Agnes menendang ember kecil di depannya, membuat isinya berhamburan ke lantai. "Tapi ya mau gimana, sih. Duit cuma dia doang yang kasih. Rentenir juga udah capek gue bohongin," gumamnya, tapi tetap dengan nada marah.
"Mending gue beresin ini cepet-cepet biar si miskin itu nggak ribut lagi."
Setelah menghela napas panjang, Agnes melangkah ke belakang untuk mencuci baju. Tangannya sibuk memeras kain, tapi pikirannya melayang ke hutang yang masih menumpuk. Belum lagi bunga dari rentenir yang terus berjalan.
"Kalau gue ngemis-ngemis uang lagi, pasti Kenneth ngamuk. Ah, ribet banget hidup gue!" keluhnya.
Dari ruang tamu, matanya menatap ke arah dapur yang penuh cucian piring. Agnes berdiri sambil mendengus. Dia mulai mencuci piring dengan kasar, hingga gelas plastik jatuh ke lantai.
"Arrgh!
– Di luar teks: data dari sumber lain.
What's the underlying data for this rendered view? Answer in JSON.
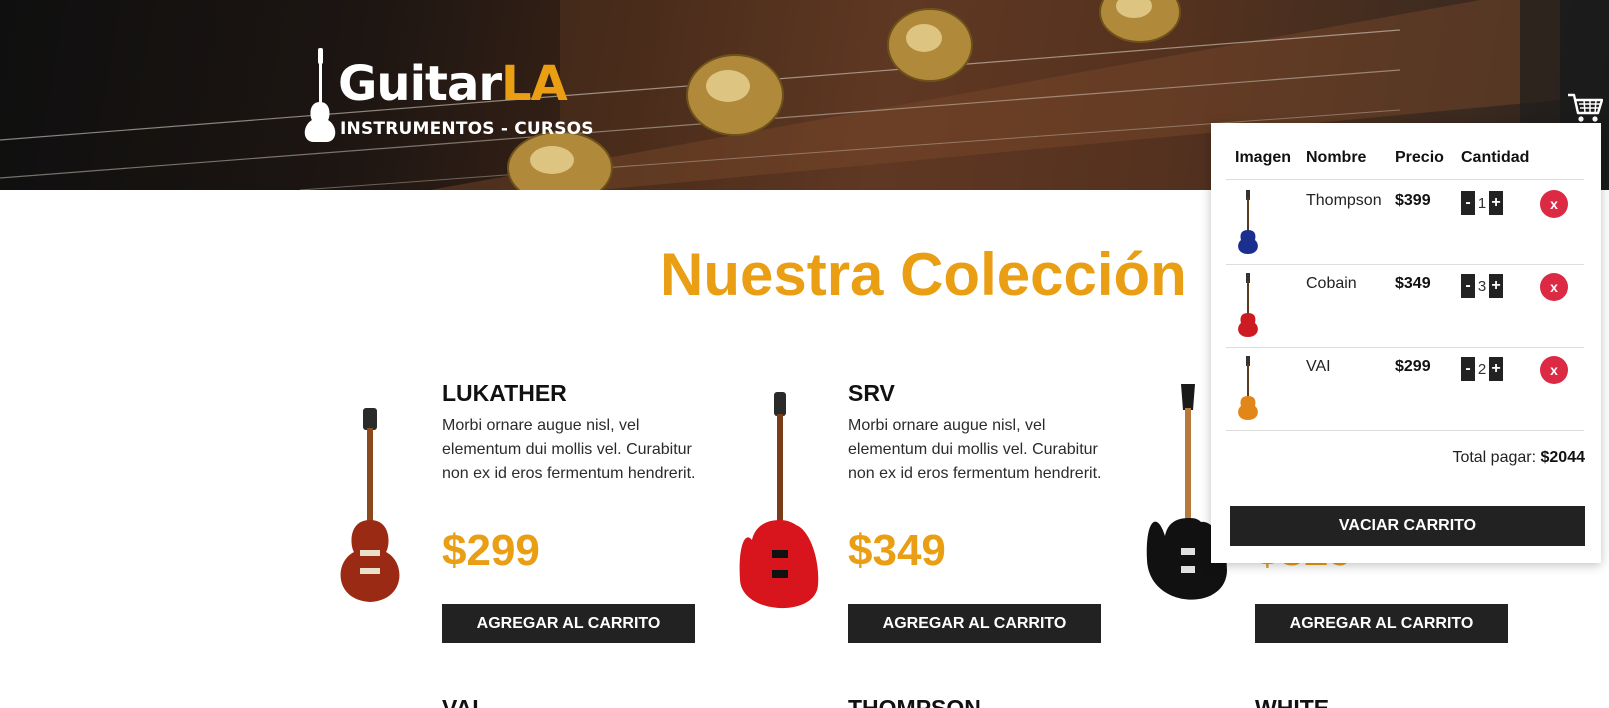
{
  "header": {
    "logo_word_1": "Guitar",
    "logo_word_2": "LA",
    "logo_tagline": "INSTRUMENTOS - CURSOS"
  },
  "main": {
    "title": "Nuestra Colección"
  },
  "products": [
    {
      "name": "LUKATHER",
      "desc": "Morbi ornare augue nisl, vel elementum dui mollis vel. Curabitur non ex id eros fermentum hendrerit.",
      "price": "$299",
      "button": "AGREGAR AL CARRITO",
      "body_color": "#9a2a14"
    },
    {
      "name": "SRV",
      "desc": "Morbi ornare augue nisl, vel elementum dui mollis vel. Curabitur non ex id eros fermentum hendrerit.",
      "price": "$349",
      "button": "AGREGAR AL CARRITO",
      "body_color": "#d8141c"
    },
    {
      "name": "",
      "desc": "",
      "price": "$329",
      "button": "AGREGAR AL CARRITO",
      "body_color": "#111111"
    }
  ],
  "products_row2": [
    {
      "name": "VAI"
    },
    {
      "name": "THOMPSON"
    },
    {
      "name": "WHITE"
    }
  ],
  "cart": {
    "headers": [
      "Imagen",
      "Nombre",
      "Precio",
      "Cantidad"
    ],
    "items": [
      {
        "name": "Thompson",
        "price": "$399",
        "qty": "1",
        "minus": "-",
        "plus": "+",
        "remove": "x",
        "body_color": "#1b2f8f"
      },
      {
        "name": "Cobain",
        "price": "$349",
        "qty": "3",
        "minus": "-",
        "plus": "+",
        "remove": "x",
        "body_color": "#cc1b22"
      },
      {
        "name": "VAI",
        "price": "$299",
        "qty": "2",
        "minus": "-",
        "plus": "+",
        "remove": "x",
        "body_color": "#e2861a"
      }
    ],
    "total_label": "Total pagar:",
    "total_value": "$2044",
    "empty_button": "VACIAR CARRITO"
  },
  "colors": {
    "accent": "#e99e13",
    "dark": "#222222",
    "remove": "#dc2a45"
  }
}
Sial!" Teriaknya sambil memungut gelas itu. "Gue sumpahin aja tuh Kenneth kalau duit bulanannya telat, motornya mogok di tengah jalan!"
Setelah dapur selesai dibersihkan, Agnes memutuskan mencuci pakaian. Di halaman belakang rumah, tangannya sibuk mencuci sambil sesekali mengeluh. Air cucian yang mulai keruh membuatnya semakin malas, tapi dia tidak punya pilihan.
Ketika dia selesai mencuci, Agnes melangkah keluar untuk menjemur. Namun, jemuran di rumahnya sudah penuh. Dia memandang ke rumah sebelah. Rumah itu berdiri kokoh, minimalis, cat putihnya bersih, dengan jemuran kosong di halaman depan.
"Halah, rumah ini juga nggak ada yang tinggal. Mending gue jemur di sini aja," gumam Agnes sambil mengangkat ember cucian. Dia mulai menggantung baju-bajunya, seolah rumah itu miliknya sendiri.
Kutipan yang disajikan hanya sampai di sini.